WILL I HAVE A MISCARRIAGE BECAUSE THE BODY SEES THE FOETUS AS A FOREIGN OBJECT?
No. Lupus is an autoimmune disease in which the body’s immune system attacks its own tissues, leading to inflammation and damage in organs and tissues.
Women with lupus who have APS can have an increased risk of blood clotting, affecting the blood flow in the placenta, potentially leading to miscarriage.
Dr Tan of SGH said: “Lupus is associated with a higher risk of blood clotting disorders and that increases the risk of miscarriage, not the foetus.”
WILL CONTINUING MY LUPUS MEDICATION HARM THE BABY’S GROWTH?
While there are risks for every medication, Assoc Prof Tan of KKH said: “There is excellent and comprehensive guidance available now, published by international scientific bodies and associations, on the various medications that can be used for lupus. They detail risks and side effects, which are important to dispel common misconceptions.”
He cited one example for the steroid prednisolone, used for inflammation. It was previously associated with babies born with cleft lip and palate although these were animal studies from many years ago.
“Most of the prednisolone is metabolised or processed by the placenta, so little of it reaches the baby,” Assoc Prof Tan said. “Many mothers with lupus (who believed the misconceptions) needlessly denied themselves this medication and ended up compromising their own welfare and that of their babies too.”
MANAGING YOUR PREGNANCY IF YOU HAVE LUPUS
In SGH, women with lupus are referred to the Rheumatology Obstetric Clinic (ROC) at the Centre for High Risk Pregnancies (CHiRP). Much like KKH’s STORK, the doctors and medical team work together to manage pre-existing complications and disease activity.
Doctors recommend that the pregnant mother with lupus do the following:
1. Schedule frequent doctor visits to your specialists
Visit both your rheumatologist and your ob-gyn to ensure your pregnancy is on track, with symptoms managed. Both these specialists will work closely together throughout the pregnancy to delivery and in the immediate post-partum period.
Assoc Prof Chia of TTSH said that expectant mothers with lupus should consult their rheumatologist every two to four weeks, especially in the last trimester. “Each visit, they will have blood and urine tests, a complete history and physical examination plus a review of their medications."
Dr Tan of SGH said: “SLE mothers are kept on close surveillance at joint clinics like the ROC and CHiRP. For example, blood pressure and urine tests for proteins are done at each visit. Regular monitoring of the baby’s heart during ultrasound scans ensures optimal foetal growth and can detect signs of heart block.”

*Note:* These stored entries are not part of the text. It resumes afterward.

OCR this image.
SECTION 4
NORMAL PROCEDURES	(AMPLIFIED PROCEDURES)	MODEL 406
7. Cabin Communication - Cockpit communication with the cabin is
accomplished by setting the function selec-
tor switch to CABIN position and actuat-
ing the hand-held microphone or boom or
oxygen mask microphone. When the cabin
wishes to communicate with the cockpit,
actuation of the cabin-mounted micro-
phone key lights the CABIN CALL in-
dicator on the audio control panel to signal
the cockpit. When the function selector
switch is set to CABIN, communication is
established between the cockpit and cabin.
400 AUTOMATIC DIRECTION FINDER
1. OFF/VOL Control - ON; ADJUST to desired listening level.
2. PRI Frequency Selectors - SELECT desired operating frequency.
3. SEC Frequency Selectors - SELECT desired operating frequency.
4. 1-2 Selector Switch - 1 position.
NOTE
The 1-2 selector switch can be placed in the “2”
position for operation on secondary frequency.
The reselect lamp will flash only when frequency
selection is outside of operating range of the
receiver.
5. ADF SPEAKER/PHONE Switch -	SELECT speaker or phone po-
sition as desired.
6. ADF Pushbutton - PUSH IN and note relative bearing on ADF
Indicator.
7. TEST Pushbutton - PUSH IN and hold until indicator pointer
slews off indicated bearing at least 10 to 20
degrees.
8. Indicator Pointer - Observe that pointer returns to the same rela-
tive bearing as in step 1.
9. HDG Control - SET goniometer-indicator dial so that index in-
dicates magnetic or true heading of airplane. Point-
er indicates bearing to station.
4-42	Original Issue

2. Recognise your symptoms
Because the body changes during pregnancy, Assoc Prof Chia also observed that women may find it hard to distinguish these changes from their lupus symptoms. Common examples are fatigue, joint aches, breathlessness, and swollen feet or ankles.
The best course of action is to flag your doctors if anything out of the ordinary happens.
3. Manage your medications with your medical team
Dr Tan of SGH said continuing medication prescribed is key to keeping flares at bay, especially if the mother is still experiencing symptoms.
She added: “Doctors will have to weigh the risks and benefits in their choice of medications to ensure minimal adverse effects to the growing baby while keeping the mother’s disease under optimal control.”
Assoc Prof Chia said: “Women with lupus can go on to lead normal lives. Many of our patients are working, mothers to one or more children, and have rich and fulfilling lives while managing the disease.
“If they work with their medical team, monitor themselves and take their medications prescribed, they can enjoy the best pregnancy outcomes.”